Eine entsetzliche Zeit

"Was ist denn das für eine entsetzliche Zeit, in der er lebt? Ich hab den Damen beim Cercle noch die Hand geküsst und meiner geliebten Sisi mit jedem Brief einen Strauß roter Rosen geschickt. Das wird man ja heute wohl auch nicht anders machen."

"Kein Mensch schreibt heute noch Briefe", erklärte ich dem Ahnungslosen.

"Ja, was denn sonst?"

"Wir leben im Zeitalter von eMail, Facebook, Twitter, WhatsApp und Instagram. Man braucht kein Papier mehr, um mit jemandem zu kommunizieren."

Mein Kurbeltelefon

Der Kaiser versank immer tiefer in seinen Armsessel. "Ich kann mich noch gut erinnern, wie das angefangen hat mit diesem Telefon. Mir war das Zeug mit der Kurbel gleich unheimlich, ich hab mich immer geweigert, in den modernen Sprechapparat hineinzusprechen. Gibt’s das Telefon überhaupt noch?"

"Nicht in dieser Form", belehrte ich ihn und zeigte ihm mein Handy.

"Schrecklich", klagte der Kaiser. "Es würde mich nicht wundern, wenn ich in dieser fortschrittlichen Zeit längst schon in Vergessenheit geraten wäre. Lässt es Ihre Epoche überhaupt zu, dass sich die Menschen meiner erinnern?"
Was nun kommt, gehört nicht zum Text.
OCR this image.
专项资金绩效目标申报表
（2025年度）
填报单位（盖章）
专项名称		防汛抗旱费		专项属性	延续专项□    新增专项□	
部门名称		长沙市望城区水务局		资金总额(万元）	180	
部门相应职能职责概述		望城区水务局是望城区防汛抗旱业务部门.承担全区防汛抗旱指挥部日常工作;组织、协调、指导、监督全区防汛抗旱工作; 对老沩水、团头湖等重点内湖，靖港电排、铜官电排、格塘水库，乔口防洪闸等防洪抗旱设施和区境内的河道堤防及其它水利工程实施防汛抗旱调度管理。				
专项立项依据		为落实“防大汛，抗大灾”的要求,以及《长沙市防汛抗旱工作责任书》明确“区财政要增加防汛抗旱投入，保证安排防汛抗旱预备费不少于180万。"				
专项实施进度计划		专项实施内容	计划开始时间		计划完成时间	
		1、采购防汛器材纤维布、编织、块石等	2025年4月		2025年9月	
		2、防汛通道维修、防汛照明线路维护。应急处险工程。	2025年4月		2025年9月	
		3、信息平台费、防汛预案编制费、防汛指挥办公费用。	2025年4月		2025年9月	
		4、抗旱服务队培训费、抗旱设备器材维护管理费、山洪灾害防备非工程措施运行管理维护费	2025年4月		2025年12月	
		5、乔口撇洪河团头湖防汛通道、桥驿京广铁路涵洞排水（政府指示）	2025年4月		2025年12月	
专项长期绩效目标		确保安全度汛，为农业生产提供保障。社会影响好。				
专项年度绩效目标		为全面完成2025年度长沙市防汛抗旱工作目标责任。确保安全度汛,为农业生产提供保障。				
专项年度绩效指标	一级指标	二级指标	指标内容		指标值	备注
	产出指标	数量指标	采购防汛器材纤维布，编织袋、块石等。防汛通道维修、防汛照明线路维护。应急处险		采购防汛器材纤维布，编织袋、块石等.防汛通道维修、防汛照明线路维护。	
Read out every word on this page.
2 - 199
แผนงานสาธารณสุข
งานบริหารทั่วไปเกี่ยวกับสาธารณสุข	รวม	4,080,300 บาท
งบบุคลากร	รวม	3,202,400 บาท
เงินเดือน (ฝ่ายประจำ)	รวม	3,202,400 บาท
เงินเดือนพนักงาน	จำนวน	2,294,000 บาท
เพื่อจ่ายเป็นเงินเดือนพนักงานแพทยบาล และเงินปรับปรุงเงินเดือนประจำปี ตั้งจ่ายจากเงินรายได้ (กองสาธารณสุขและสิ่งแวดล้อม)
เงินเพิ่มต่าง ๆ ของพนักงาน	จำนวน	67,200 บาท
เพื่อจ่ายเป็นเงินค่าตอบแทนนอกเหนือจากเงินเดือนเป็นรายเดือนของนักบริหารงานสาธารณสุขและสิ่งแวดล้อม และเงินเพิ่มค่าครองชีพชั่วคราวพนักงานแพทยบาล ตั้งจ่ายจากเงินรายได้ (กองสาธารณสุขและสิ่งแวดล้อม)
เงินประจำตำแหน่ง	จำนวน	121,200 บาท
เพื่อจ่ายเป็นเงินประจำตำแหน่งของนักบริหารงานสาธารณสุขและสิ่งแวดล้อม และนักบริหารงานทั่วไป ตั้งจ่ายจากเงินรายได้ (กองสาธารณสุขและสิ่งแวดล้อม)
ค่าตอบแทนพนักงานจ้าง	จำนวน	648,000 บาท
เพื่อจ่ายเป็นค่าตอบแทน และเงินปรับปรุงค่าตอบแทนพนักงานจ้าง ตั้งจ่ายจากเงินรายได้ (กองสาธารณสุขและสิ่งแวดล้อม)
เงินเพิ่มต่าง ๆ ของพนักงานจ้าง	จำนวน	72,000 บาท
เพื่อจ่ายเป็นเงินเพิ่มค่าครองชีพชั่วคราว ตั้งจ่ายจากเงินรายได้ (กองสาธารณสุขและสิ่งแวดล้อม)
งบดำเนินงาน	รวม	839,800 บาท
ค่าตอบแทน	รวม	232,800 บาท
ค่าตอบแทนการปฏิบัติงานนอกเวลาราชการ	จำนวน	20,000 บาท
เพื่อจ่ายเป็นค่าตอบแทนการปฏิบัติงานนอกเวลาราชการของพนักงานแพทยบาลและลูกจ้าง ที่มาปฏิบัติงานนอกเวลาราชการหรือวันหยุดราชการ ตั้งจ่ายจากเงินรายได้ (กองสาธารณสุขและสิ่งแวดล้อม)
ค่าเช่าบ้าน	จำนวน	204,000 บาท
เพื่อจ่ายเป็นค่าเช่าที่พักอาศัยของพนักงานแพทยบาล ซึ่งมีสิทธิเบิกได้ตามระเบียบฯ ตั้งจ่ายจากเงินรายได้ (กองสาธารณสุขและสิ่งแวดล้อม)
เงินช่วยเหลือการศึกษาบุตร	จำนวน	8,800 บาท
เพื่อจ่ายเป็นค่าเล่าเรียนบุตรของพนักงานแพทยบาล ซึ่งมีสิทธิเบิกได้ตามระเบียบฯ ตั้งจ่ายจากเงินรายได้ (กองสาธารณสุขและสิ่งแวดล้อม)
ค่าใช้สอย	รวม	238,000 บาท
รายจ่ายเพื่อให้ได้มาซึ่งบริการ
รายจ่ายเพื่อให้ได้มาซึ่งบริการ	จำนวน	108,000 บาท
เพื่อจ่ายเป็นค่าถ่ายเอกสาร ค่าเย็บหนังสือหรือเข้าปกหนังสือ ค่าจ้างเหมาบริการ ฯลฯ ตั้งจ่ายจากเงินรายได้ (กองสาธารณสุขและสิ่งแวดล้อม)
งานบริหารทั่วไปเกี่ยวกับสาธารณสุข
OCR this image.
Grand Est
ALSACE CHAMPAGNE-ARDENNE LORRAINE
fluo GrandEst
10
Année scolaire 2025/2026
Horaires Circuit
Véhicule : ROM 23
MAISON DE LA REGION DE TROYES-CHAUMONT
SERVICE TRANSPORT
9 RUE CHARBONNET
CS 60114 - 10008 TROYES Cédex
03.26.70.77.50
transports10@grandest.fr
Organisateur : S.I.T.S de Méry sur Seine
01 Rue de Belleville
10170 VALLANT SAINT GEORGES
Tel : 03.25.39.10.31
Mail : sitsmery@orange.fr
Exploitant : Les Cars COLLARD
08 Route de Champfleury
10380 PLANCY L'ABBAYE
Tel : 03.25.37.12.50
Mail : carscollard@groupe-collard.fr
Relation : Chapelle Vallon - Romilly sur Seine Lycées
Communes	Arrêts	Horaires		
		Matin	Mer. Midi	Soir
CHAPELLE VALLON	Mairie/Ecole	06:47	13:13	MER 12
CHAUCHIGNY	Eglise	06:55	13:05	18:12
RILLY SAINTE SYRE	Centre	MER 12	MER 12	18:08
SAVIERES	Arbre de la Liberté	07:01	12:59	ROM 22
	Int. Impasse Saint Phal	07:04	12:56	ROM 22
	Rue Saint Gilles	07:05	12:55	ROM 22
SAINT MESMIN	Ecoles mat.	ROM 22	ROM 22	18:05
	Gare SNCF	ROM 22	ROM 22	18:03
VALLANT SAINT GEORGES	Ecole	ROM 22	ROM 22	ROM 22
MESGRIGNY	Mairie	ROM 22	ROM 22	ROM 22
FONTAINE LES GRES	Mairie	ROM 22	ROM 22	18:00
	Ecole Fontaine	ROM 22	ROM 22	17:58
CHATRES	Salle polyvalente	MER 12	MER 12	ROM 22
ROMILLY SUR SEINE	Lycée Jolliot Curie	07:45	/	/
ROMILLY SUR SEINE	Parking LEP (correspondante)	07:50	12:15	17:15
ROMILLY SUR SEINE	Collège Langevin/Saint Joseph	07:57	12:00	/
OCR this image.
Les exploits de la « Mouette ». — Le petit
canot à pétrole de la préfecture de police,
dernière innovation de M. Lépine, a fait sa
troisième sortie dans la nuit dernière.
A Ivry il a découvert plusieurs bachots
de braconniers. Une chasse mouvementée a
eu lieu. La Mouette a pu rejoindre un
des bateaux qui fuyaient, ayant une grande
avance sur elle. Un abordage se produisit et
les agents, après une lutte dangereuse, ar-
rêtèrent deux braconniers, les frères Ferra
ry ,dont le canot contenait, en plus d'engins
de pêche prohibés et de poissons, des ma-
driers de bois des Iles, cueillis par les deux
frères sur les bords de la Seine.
"Aber natürlich! Majestät sind nach wie vor das Symbol des alten Österreich, die Personifizierung des pflichtbewussten ersten Beamten. Aus Anlass Ihres 100. Todestages wurden viele Bücher geschrieben und Dokumentationen im Fernsehen gezeigt."

"Im Fernsehen?", fragte er. "Was ist denn das wieder?"

"Es hat seine große Zukunft eigentlich schon hinter sich, sorgt mit Berichten aus der Vergangenheit aber für eine interessante Gegenwart."

Intimes vom Kaiser

"Ah, und dort zeigt man jetzt meine Leistungen als Regent, Feldherr und was ich in meiner Wienerstadt alles geschaffen hab – die Ringstraße, die Hofoper, das Burgtheater, die Museen?"

"Das auch", bestätigte ich submissest, "aber wenn ich ehrlich sein soll ..."

"Heraus mit der Sprache, junger Mann!"

"Also, in erster Linie wollen die Leute wissen, warum die Kaiserin ständig auf Reisen war und natürlich alles über Mayerling. Ferner wie das mit Ihnen war und der Frau Schratt und mit anderen Damen, und wie viele Kinder Eure Majestät tatsächlich ..."

"Geb er acht, was er da redet, das grenzt ja an Majestätsbeleidigung", schnitt mir der Monarch das Wort ab. "Gibt es denn gar keine Zensur mehr, die ihm solche Worte verbietet?"

"Nein Majestät, heute kann jeder alles sagen."

"Ich glaub, ich pass in Ihre Zeit nicht so recht hinein." Der alte Herr strich sich durch des Kaisers Bart und raunte mir dann vertraulich zu: "Ich kann mich doch verlassen, dass unser kleines Gespräch unter uns bleibt?"

Der Abschied

"Das wird schwierig", entgegnete ich und kontrollierte, ob der Voice-Recorder alles aufgenommen hat. "Majestät müssen verstehen, dass ich so ein Exklusivinterview nicht alle Tage bekomme."

Franz Joseph erhob sich aus seinem Sessel und erklärte: "Ich hab ja immer schon gesagt, dass mir nichts erspart bleibt. Aber eines ist mir doch erspart geblieben."

"Was denn?"

"In Ihrer Zeit leben zu müssen."

Der Kaiser verabschiedete sich, durchschritt langsam und bedächtig den langen Gang des Schlosses in Richtung seiner Privatgemächer. Und ich hatte irgendwie das Gefühl, er verstünde die Welt nicht mehr.